IASA Spicy Anchovies in Olive Oil, glass jar


Dan’s notes: These are what you might expect, only moreso. Salted prior to being jarred with the olive oil and peppers, these whole anchovies are like normal anchovies taken to the nth degree. Not crazy hot, but a bit of zip, salty, crunchy with not fully softened by the process, this is the anchovy for anchovy lovers who want the things most people dislike about the anchovy fillets found on pizzas.

Anchovies have recently gained popularity due to their high content of essential nutrients. These anchovies are fished in the spring-summer period by the boats of Cetara, and thanks to a traditional encircling technique, are then hoisted into the boat.

The proximity of the factory to the fishing site allows the anchovies to undergo the first stages of processing only a few hours after capture. These anchovies are completely handcrafted in Italy, with respects to the tradition handed down for generations that enhances the quality and taste.

Salted, with hot pepper and extra virgin olive oil, the Sapori di Mare anchovies are unique delicacies to taste.

Net Weight: 7.05 oz (200g), Drained Weight: 4.94 oz (140g)

Pictured on homemade pizza.

In stock


Ingredients: whole anchovies, olive oil, hot pepper, tomatoes, salt.

The terms “spiced” and “spicy” are used pretty much interchangeably in the tinned fish world, to mean two different things: with a hot pepper (or hot pepper flavor), and with cloves/bay/carrot/hot pepper.
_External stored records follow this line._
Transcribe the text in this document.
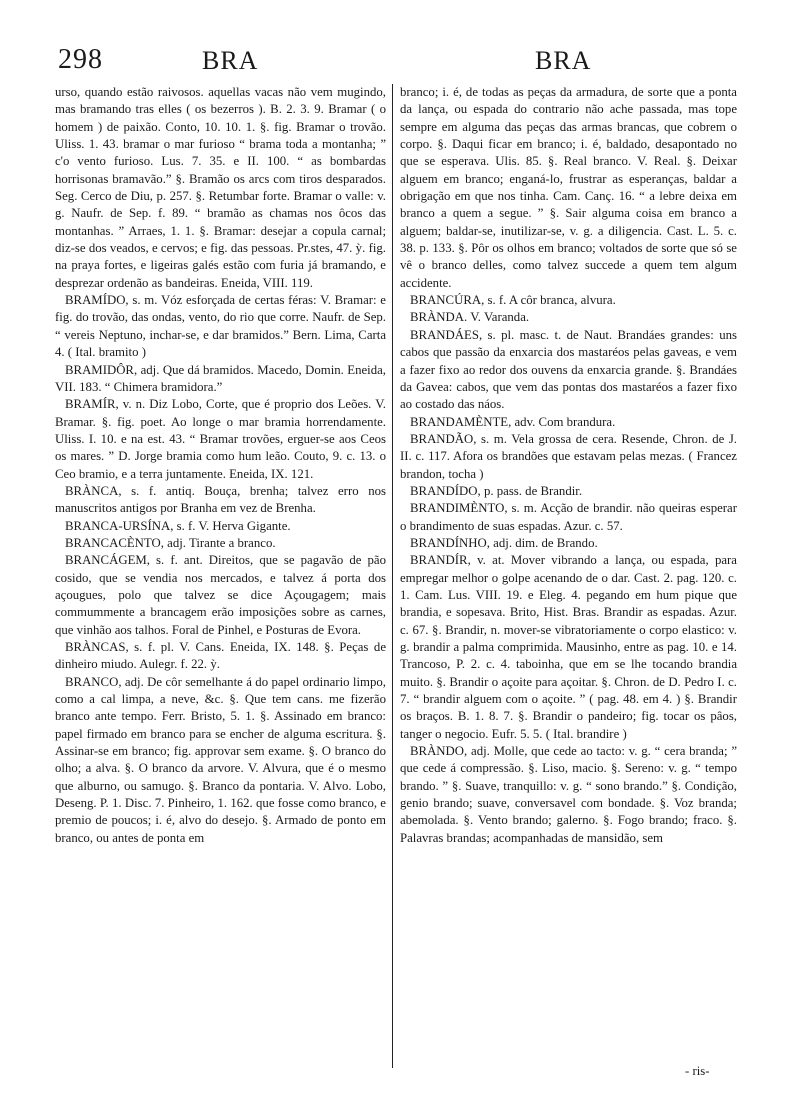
298	BRA	BRA

urso, quando estão raivosos. aquellas vacas não vem mugindo, mas bramando tras elles ( os bezerros ). B. 2. 3. 9. Bramar ( o homem ) de paixão. Conto, 10. 10. 1. §. fig. Bramar o trovão. Uliss. 1. 43. bramar o mar furioso “ brama toda a montanha; ” c'o vento furioso. Lus. 7. 35. e II. 100. “ as bombardas horrisonas bramavão.” §. Bramão os arcs com tiros desparados. Seg. Cerco de Diu, p. 257. §. Retumbar forte. Bramar o valle: v. g. Naufr. de Sep. f. 89. “ bramão as chamas nos ôcos das montanhas. ” Arraes, 1. 1. §. Bramar: desejar a copula carnal; diz-se dos veados, e cervos; e fig. das pessoas. Pr.stes, 47. ỳ. fig. na praya fortes, e ligeiras galés estão com furia já bramando, e desprezar ordenão as bandeiras. Eneida, VIII. 119.

BRAMÍDO, s. m. Vóz esforçada de certas féras: V. Bramar: e fig. do trovão, das ondas, vento, do rio que corre. Naufr. de Sep. “ vereis Neptuno, inchar-se, e dar bramidos.” Bern. Lima, Carta 4. ( Ital. bramito )

BRAMIDÔR, adj. Que dá bramidos. Macedo, Domin. Eneida, VII. 183. “ Chimera bramidora.”

BRAMÍR, v. n. Diz Lobo, Corte, que é proprio dos Leões. V. Bramar. §. fig. poet. Ao longe o mar bramia horrendamente. Uliss. I. 10. e na est. 43. “ Bramar trovões, erguer-se aos Ceos os mares. ” D. Jorge bramia como hum leão. Couto, 9. c. 13. o Ceo bramio, e a terra juntamente. Eneida, IX. 121.

BRÀNCA, s. f. antiq. Bouça, brenha; talvez erro nos manuscritos antigos por Branha em vez de Brenha.

BRANCA-URSÍNA, s. f. V. Herva Gigante.

BRANCACÈNTO, adj. Tirante a branco.

BRANCÁGEM, s. f. ant. Direitos, que se pagavão de pão cosido, que se vendia nos mercados, e talvez á porta dos açougues, polo que talvez se dice Açougagem; mais commummente a brancagem erão imposições sobre as carnes, que vinhão aos talhos. Foral de Pinhel, e Posturas de Evora.

BRÀNCAS, s. f. pl. V. Cans. Eneida, IX. 148. §. Peças de dinheiro miudo. Aulegr. f. 22. ỳ.

BRANCO, adj. De côr semelhante á do papel ordinario limpo, como a cal limpa, a neve, &c. §. Que tem cans. me fizerão branco ante tempo. Ferr. Bristo, 5. 1. §. Assinado em branco: papel firmado em branco para se encher de alguma escritura. §. Assinar-se em branco; fig. approvar sem exame. §. O branco do olho; a alva. §. O branco da arvore. V. Alvura, que é o mesmo que alburno, ou samugo. §. Branco da pontaria. V. Alvo. Lobo, Deseng. P. 1. Disc. 7. Pinheiro, 1. 162. que fosse como branco, e premio de poucos; i. é, alvo do desejo. §. Armado de ponto em branco, ou antes de ponta em

branco; i. é, de todas as peças da armadura, de sorte que a ponta da lança, ou espada do contrario não ache passada, mas tope sempre em alguma das peças das armas brancas, que cobrem o corpo. §. Daqui ficar em branco; i. é, baldado, desapontado no que se esperava. Ulis. 85. §. Real branco. V. Real. §. Deixar alguem em branco; enganá-lo, frustrar as esperanças, baldar a obrigação em que nos tinha. Cam. Canç. 16. “ a lebre deixa em branco a quem a segue. ” §. Sair alguma coisa em branco a alguem; baldar-se, inutilizar-se, v. g. a diligencia. Cast. L. 5. c. 38. p. 133. §. Pôr os olhos em branco; voltados de sorte que só se vê o branco delles, como talvez succede a quem tem algum accidente.

BRANCÚRA, s. f. A côr branca, alvura.

BRÀNDA. V. Varanda.

BRANDÁES, s. pl. masc. t. de Naut. Brandáes grandes: uns cabos que passão da enxarcia dos mastaréos pelas gaveas, e vem a fazer fixo ao redor dos ouvens da enxarcia grande. §. Brandáes da Gavea: cabos, que vem das pontas dos mastaréos a fazer fixo ao costado das náos.

BRANDAMÈNTE, adv. Com brandura.

BRANDÃO, s. m. Vela grossa de cera. Resende, Chron. de J. II. c. 117. Afora os brandões que estavam pelas mezas. ( Francez brandon, tocha )

BRANDÍDO, p. pass. de Brandir.

BRANDIMÈNTO, s. m. Acção de brandir. não queiras esperar o brandimento de suas espadas. Azur. c. 57.

BRANDÍNHO, adj. dim. de Brando.

BRANDÍR, v. at. Mover vibrando a lança, ou espada, para empregar melhor o golpe acenando de o dar. Cast. 2. pag. 120. c. 1. Cam. Lus. VIII. 19. e Eleg. 4. pegando em hum pique que brandia, e sopesava. Brito, Hist. Bras. Brandir as espadas. Azur. c. 67. §. Brandir, n. mover-se vibratoriamente o corpo elastico: v. g. brandir a palma comprimida. Mausinho, entre as pag. 10. e 14. Trancoso, P. 2. c. 4. taboinha, que em se lhe tocando brandia muito. §. Brandir o açoite para açoitar. §. Chron. de D. Pedro I. c. 7. “ brandir alguem com o açoite. ” ( pag. 48. em 4. ) §. Brandir os braços. B. 1. 8. 7. §. Brandir o pandeiro; fig. tocar os pâos, tanger o negocio. Eufr. 5. 5. ( Ital. brandire )

BRÀNDO, adj. Molle, que cede ao tacto: v. g. “ cera branda; ” que cede á compressão. §. Liso, macio. §. Sereno: v. g. “ tempo brando. ” §. Suave, tranquillo: v. g. “ sono brando.” §. Condição, genio brando; suave, conversavel com bondade. §. Voz branda; abemolada. §. Vento brando; galerno. §. Fogo brando; fraco. §. Palavras brandas; acompanhadas de mansidão, sem

- ris-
There are many examples of both terms being used to mean both things.

We are so frustrated by how widespread this confusing inconsistent usage is that we’ve gone through our entire product line to correct the incorrect ones such that our description of “spiced” or “spicy” will always indicate which it really is, regardless of the packaging. “Spicy” = with hot pepper flavor. “Spiced” = with the cloves/bay/carrot/hot pepper flavors.